Controlling The Center: The Best Strategy For Most Situations

“Never interrupt your enemy when he is making a mistake.” ― Napoleon Bonaparte

THINKING TOOL

chess pieces on chess board
chess pieces on chess board

Controlling the center is a key strategic principle observed in warfare, chess, business, politics, urban planning, negotiation, sales, and many other areas. It refers to gaining dominance over the most critical and influential position. This gives you greater mobility, control, and leverage over all your surrounding elements. At its core, the model highlights how positional advantage results in power, efficiency, and ultimately superiority. By aligning yourself with favorable characteristics, you get greater flexibility and access to bigger rewards.

The best example of this is a chess board. In chess, you can control the middle of the board. If you do, you tend to create more opportunities for yourself later in the game. This is because you are in a central position and can move to more squares than if you had pieces along the edges. Seizing the middle gives you options. That is the core idea: maximizing options and flexibility. When you have choices and your opponent does not, you are, by definition, in a position of power. The principle applies from military strategy to personal productivity.

Take the strategy of Proctor and Gamble. 298 out of 300 American households have at least one product from them in them. That’s virtually every American household. The company doesn’t just create any products, but those more or less indispensable for living. Think Pampers baby diapers, Ariel laundry products, Always feminine care, Old Spice hair care, or Gillette for overall personal care. Their business model is controlling the center. They are everywhere. Proctor and Gamble has incredible levels of insight into America’s purchasing patterns. Thus they can create complimentary products adjacent to their main brands and keep milking the cow.

For instance, look at Ariel. Ariel is a laundry detergent brand. You might buy and use it yourself. But Ariel is not the main driver of Proctor and Gamble’s laundry detergent sales. It’s a side project compared to Tide. Tide has over 14 percent of the global market share for laundry detergent. This is partly because Proctor and Gamble has expanded the Tide product line immensely. There are various scents, wipes, colors, stain removal pens, and even washing machine cleaners. They owned the center in the laundry detergent isles, thus introducing Ariel and all the other brands they own under the same category was a piece of cake. Note: seizing the middle is not always the best strategy. Sometimes it is more profitable to dominate the margins.

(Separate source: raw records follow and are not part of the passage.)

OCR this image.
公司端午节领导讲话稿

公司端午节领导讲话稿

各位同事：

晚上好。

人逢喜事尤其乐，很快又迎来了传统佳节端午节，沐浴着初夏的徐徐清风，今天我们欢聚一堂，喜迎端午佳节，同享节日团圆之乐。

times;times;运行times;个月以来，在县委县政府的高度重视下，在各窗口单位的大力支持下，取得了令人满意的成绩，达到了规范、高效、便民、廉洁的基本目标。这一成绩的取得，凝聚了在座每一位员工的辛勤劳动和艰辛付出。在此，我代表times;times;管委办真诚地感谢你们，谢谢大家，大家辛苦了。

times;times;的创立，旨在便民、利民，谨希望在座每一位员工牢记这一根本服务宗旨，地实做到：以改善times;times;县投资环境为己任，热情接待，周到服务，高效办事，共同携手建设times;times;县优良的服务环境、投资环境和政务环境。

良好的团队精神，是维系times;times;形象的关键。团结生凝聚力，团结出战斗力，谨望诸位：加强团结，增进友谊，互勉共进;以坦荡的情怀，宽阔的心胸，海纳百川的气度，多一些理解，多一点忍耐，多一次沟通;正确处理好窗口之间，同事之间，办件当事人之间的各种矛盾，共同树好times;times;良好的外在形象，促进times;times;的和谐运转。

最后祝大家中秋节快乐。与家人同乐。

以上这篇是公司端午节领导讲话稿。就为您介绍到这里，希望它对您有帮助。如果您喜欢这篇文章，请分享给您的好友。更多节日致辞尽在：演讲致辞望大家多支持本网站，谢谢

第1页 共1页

person wearing TV helmet with remote
person wearing TV helmet with remote

Where you might see controlling the center and how to use it as a mental model:

  • Chess: dominating the board. In chess, players who control the center of the board—typically with pawns—gain greater mobility and tactical options. It works because pieces placed in the center can move in all directions, covering more ground. Opponents are forced into defense, reducing their strategic choices. How to exploit it: prioritize central control early in most strategy games and competitions; avoid getting pushed to the border, where your influence is limited.

  • Warfare and military strategy: securing the high ground. Historically, military commanders who fought to control key locations—high ground, crossroads, or supply routes—won their battles. It works because holding a central or elevated position makes it easier to defend and harder for your opponent to attack. The troop can be quickly deployed in any direction. How to use: in decision-making, exploit positions of logical and strategic weight. Control that supply chain, infrastructure, and knowledge network which gives you dominance over rivals. Example: Napoleon used interior lines that allowed his soldiers to move rapidly between battlefronts, giving him an advantage despite being outnumbered.

  • Business: in business, firms that control the center of an industry can leverage supply chains, customer bases, and competitor resources. It works since central market players—Amazon, Google, Apple—dictate the trends and pricing. By positioning themselves as an essential middle layer—platforms, infrastructure providers—they become indispensable. How to employ: find leverage points, areas where you have more influence than just your product or service offering. Position yourself as the “hub” of a network to create dependencies—cloud services, social networks, logistics. Example: Amazon controls the center of e-commerce by owning both the market and logistics side of things. Imagine how different their business model would be if they didn’t deliver the products themselves.

  • Negotiation and power dynamics: controlling the agenda. In negotiations, controlling the topics and framing of a discussion gives you the advantage over the other party. It works because the side that controls the narrative dictates the flow of the conversation. You define the terms of the debate, forcing others into a reactionary, defensive role. How to use it: set the terms and structure of a conversation before others are able to impose theirs. Redirect discussions into areas where you have the most influence and expertise. Example: politicians control the center by owning key issues in which they are competent, forcing opponents to respond defensively, reinforcing their post.

Pro tips: (1) identify the central position, the place with the highest leverage within a system; (2) control key resources, securing the tools, people, and platforms that give you leverage; (3) expand outward only once you hold reign over the center; (4) deny rivals control by making it difficult for others to seize the center. The center is any high-leverage point, as exemplified above. It can be as simple as holding the television remote in your household. You hold the center for the movie everybody’s watching. Think using this mental model to anticipate outcomes a few moves ahead.